Больше ничего не произошло. День прошел спокойно. Однообразно, тихо, почти безжизненно.

К разочарованию большинства и облегчению немногих, ночи с семнадцатого на восемнадцатое и с восемнадцатого на девятнадцатое апреля прошли без каких-либо необычных исчезновений. К разочарованию замалчиваемому, разумеется. Потому что чувство облегчения остается привилегией, сохраняемой за собой единицами, – что-то вроде закрытого клуба для тех, кому есть что защищать и за что бороться.

В последующие дни вновь вернулись привычные заголовки в «Портавоче», например: «Круговые завлекалочки (Убийственные сборища)» или «„Пакт гражданской солидарности“ в защиту прав сексуальных меньшинств – кто за?» Статьи, мусолившие исчезновения, превратились в тонюсенькие заметки, выдворенные в конец рубрики черной хроники.

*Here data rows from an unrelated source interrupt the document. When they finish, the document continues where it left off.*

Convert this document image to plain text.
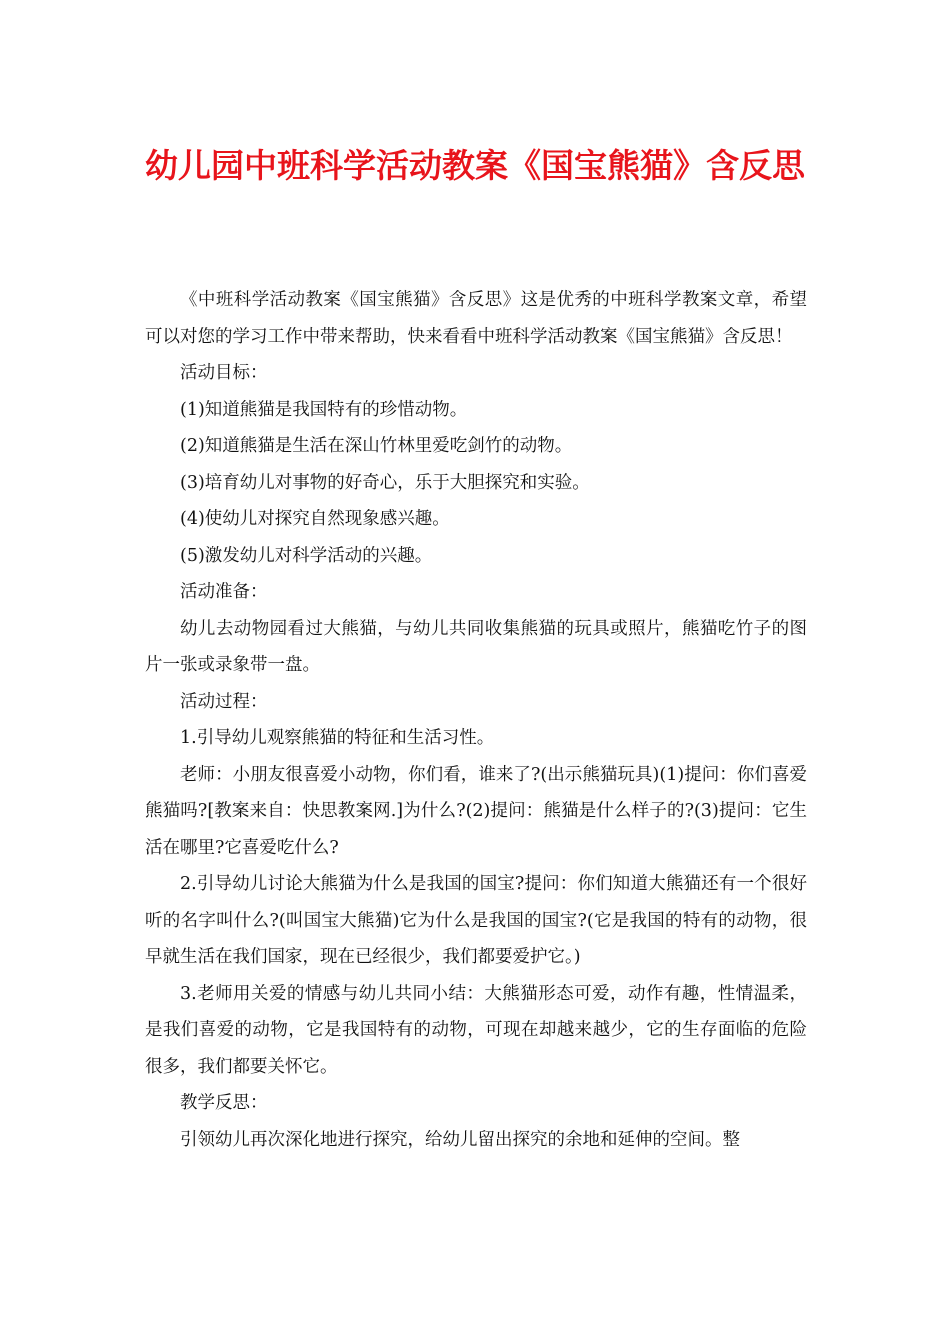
幼儿园中班科学活动教案《国宝熊猫》含反思

《中班科学活动教案《国宝熊猫》含反思》这是优秀的中班科学教案文章，希望可以对您的学习工作中带来帮助，快来看看中班科学活动教案《国宝熊猫》含反思！

活动目标：

(1)知道熊猫是我国特有的珍惜动物。

(2)知道熊猫是生活在深山竹林里爱吃剑竹的动物。

(3)培育幼儿对事物的好奇心，乐于大胆探究和实验。

(4)使幼儿对探究自然现象感兴趣。

(5)激发幼儿对科学活动的兴趣。

活动准备：

幼儿去动物园看过大熊猫，与幼儿共同收集熊猫的玩具或照片，熊猫吃竹子的图片一张或录象带一盘。

活动过程：

1.引导幼儿观察熊猫的特征和生活习性。

老师：小朋友很喜爱小动物，你们看，谁来了?(出示熊猫玩具)(1)提问：你们喜爱熊猫吗?[教案来自：快思教案网.]为什么?(2)提问：熊猫是什么样子的?(3)提问：它生活在哪里?它喜爱吃什么?

2.引导幼儿讨论大熊猫为什么是我国的国宝?提问：你们知道大熊猫还有一个很好听的名字叫什么?(叫国宝大熊猫)它为什么是我国的国宝?(它是我国的特有的动物，很早就生活在我们国家，现在已经很少，我们都要爱护它。)

3.老师用关爱的情感与幼儿共同小结：大熊猫形态可爱，动作有趣，性情温柔，是我们喜爱的动物，它是我国特有的动物，可现在却越来越少，它的生存面临的危险很多，我们都要关怀它。

教学反思：

引领幼儿再次深化地进行探究，给幼儿留出探究的余地和延伸的空间。整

Пьетро рисовал импульсивно, как помешанный, часами не вылезая из собственных миров, но никого не отталкивал. Просто закрылся ото всех. Этого было достаточно. Сидел целыми днями, не отрываясь от окна и не сводя глаз с серебристого деревца, понемногу терявшего свою непрозрачность. С наступлением лета у его корней скапливались зрелые, убеленные сединами сухие маленькие листочки. Пьетро рисовал предсмертные муки дерева. Изображал на плотных листах формата А4 неподвижные спазмы умирающего творения природы, всем сердцем полюбив его. И на этих листах он продлил ему жизнь. Потом пришел Гверрино, муниципальный садовник, и сделал свое дело.

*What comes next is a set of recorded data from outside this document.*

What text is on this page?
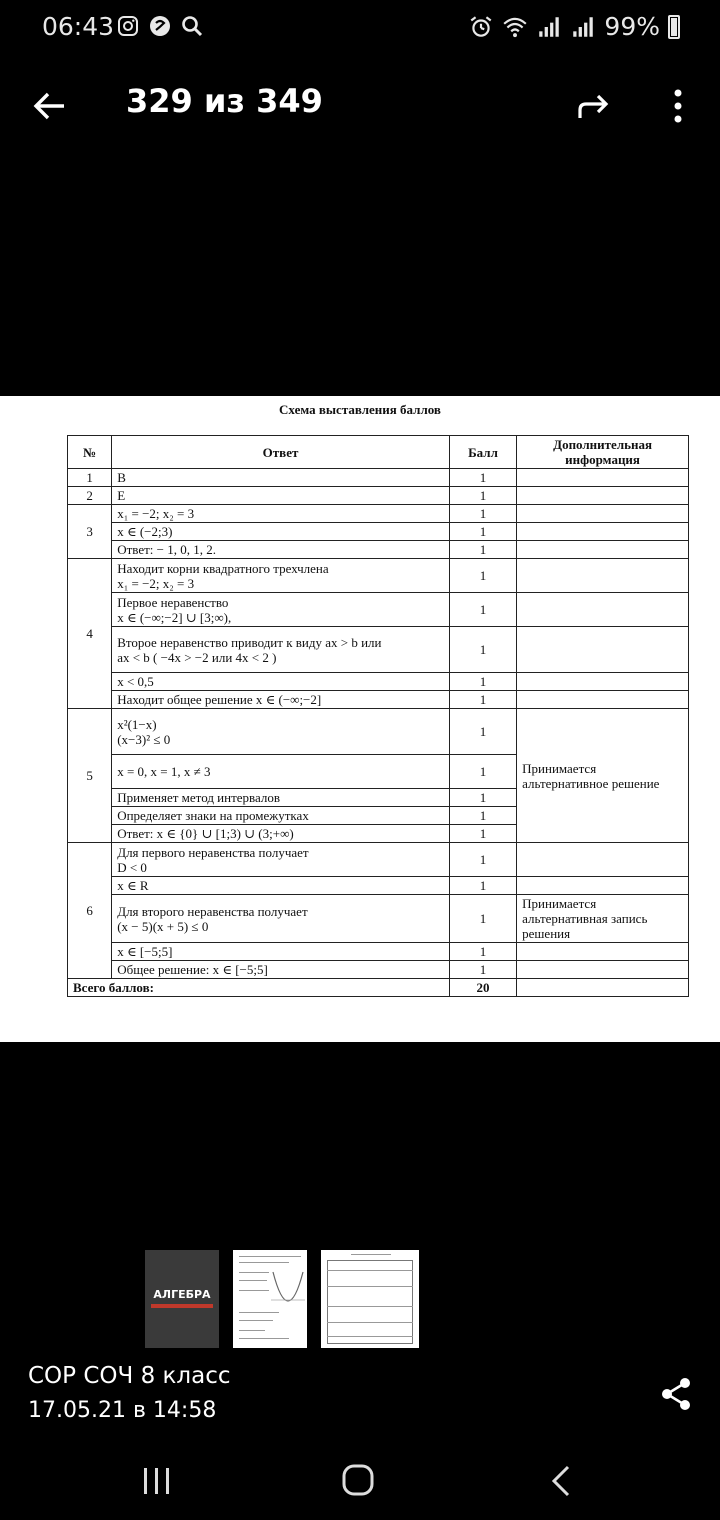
06:43	99%
329 из 349
Схема выставления баллов
№	Ответ	Балл	Дополнительная информация
1	B	1	
2	E	1	
3	x₁ = −2; x₂ = 3	1	
	x ∈ (−2;3)	1	
	Ответ: − 1, 0, 1, 2.	1	
4	Находит корни квадратного трехчлена
x₁ = −2; x₂ = 3	1	

	Первое неравенство
x ∈ (−∞;−2] ∪ [3;∞),	1	

	Второе неравенство приводит к виду ax > b или
ax < b ( −4x > −2 или 4x < 2 )	1	
	x < 0,5	1	
	Находит общее решение x ∈ (−∞;−2]	1	
5	x²(1−x)
(x−3)² ≤ 0	1	Принимается альтернативное решение
	x = 0, x = 1, x ≠ 3	1	
	Применяет метод интервалов	1	
	Определяет знаки на промежутках	1	
	Ответ: x ∈ {0} ∪ [1;3) ∪ (3;+∞)	1	
6	Для первого неравенства получает
D < 0	1	
	x ∈ R	1	

	Для второго неравенства получает
(x − 5)(x + 5) ≤ 0	1	Принимается альтернативная запись решения
	x ∈ [−5;5]	1	
	Общее решение: x ∈ [−5;5]	1	
Всего баллов:		20	
АЛГЕБРА
СОР СОЧ 8 класс
17.05.21 в 14:58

Пьетро сменил окно на не менее любимый кубик с двадцатью пятью комбинациями.

Каникулы кончились. В классе у Пьетро пустовало одно место. В первый день только об этом все и говорили, даже соблюли минуту молчания, прерываемую лишь мычанием Пьетро. Потом забыли. Задвинули, как все. Во-первых, следовало убрать парту. Как-то раз, придя в класс, Пьетро заметил, что парты переставлены. Не надо было считать, он и так с математической точностью знал, что не хватало одной. На этом все и кончилось.

Пьетро теперь сидел между Кьярой и Карлом. Они не лезли, но иногда заставляли его писать, когда преподаватель диктовал, и молчать, когда ему хотелось мычать. Даже будучи за пределами своего мира, в реальной жизни, Пьетро всегда находился в центре, между двумя сиамскими близнецами, соединенными руками.

В понедельник, в среду и в пятницу Алиса ждала, когда он вернется из школы, они вместе делали домашние задания, обсуждали все, что произошло за день, и пытались изо всех сил бороться с теми проявлениями его болезни, которые мешали больше всего. Многие они уже победили. Пьетро уже на протяжении нескольких лет не ел ничего несъедобного, и (не считая утра семнадцатого числа) у него ни разу не случался эпилептический припадок. С облегченной коммуникацией было окончательно покончено. Пьетро должен был говорить, причем научиться делать это самостоятельно. А главное, Пьетро хотел говорить, в большинстве случаев мог говорить и говорил хорошо. Лучше многих своих одноклассников, потому что у него был впечатляющий словарный запас. Конечно, иногда он пользовался им своеобразно. И тогда смысл фраз был погребен под излишком лексических форм или неподходящим их использованием. Кроме того, Пьетро не применял в речи метафоры, потому что он их не понимал. Алиса всегда очень внимательно следила за тем, что говорит, избегала двусмысленных фраз. И все-таки однажды, забывшись, она сказала: «Вот это да, Пьетро, у тебя брат, по-моему, с неба свалился».

Пьетро закричал. Просто подумал, что Дарио мог удариться, он не понимал, почему Алисе показалось это смешным. В этом действительно не было и следа глупости.